Once, during ancient times, books were fine artistic luxuries, like grand furniture, trophies, or buildings. They were made for the rich, not that the illiterate commoners had any use for books. And during these times, the Bible was copied over and over and over again for hundreds and thousands of years. Copy after copy so that it survives from over seventeen hundred years ago until today. Lasting hundreds of years, the only book that was widely copied in Europe was the Bible. The narrow focus on that one book, it was was such an obsession of publishers that they neglected so many other texts, that have been lost. Obsession with the Bible does cause some damage, should skeptics really be encouraging that?

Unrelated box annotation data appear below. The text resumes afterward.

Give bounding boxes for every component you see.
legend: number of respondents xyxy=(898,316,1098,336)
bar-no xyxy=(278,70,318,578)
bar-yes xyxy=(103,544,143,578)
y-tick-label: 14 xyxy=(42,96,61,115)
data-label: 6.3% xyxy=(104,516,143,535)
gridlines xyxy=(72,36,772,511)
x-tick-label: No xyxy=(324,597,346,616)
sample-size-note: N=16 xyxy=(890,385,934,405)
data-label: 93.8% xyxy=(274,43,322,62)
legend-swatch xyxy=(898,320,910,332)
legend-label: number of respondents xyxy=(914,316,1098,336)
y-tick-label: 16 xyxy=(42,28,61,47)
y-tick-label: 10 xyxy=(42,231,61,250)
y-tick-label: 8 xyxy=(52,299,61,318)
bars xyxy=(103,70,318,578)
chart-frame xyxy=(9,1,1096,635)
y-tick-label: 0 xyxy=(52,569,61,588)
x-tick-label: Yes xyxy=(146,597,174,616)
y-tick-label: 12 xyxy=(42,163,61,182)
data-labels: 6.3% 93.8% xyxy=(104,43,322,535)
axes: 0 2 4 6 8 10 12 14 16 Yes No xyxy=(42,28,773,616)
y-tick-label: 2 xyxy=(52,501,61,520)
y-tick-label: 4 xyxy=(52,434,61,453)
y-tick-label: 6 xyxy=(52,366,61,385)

But now-a-days we have the great freedom to read any of thousands of subjects, so why not encourage that freedom by choosing books other than the Bible? Considering that copy after copy of the Bible has traveled with Europe’s sons and daughters for hundreds, and hundreds, and over a thousand years, I have to ask… how long does it take you people to finish one book? Give it up already.
Those of you who haven’t read the Bible, be proud that you are pioneering a new tradition, a tradition of appreciating the full variety of authors. For your next book purchase, why not make it a factual book or any fiction, other than the Bible?
I’m glad that we have a good man like Price on our side
, with only one Robert Price, I do appreciate his good tips telling us how to refute the Bible.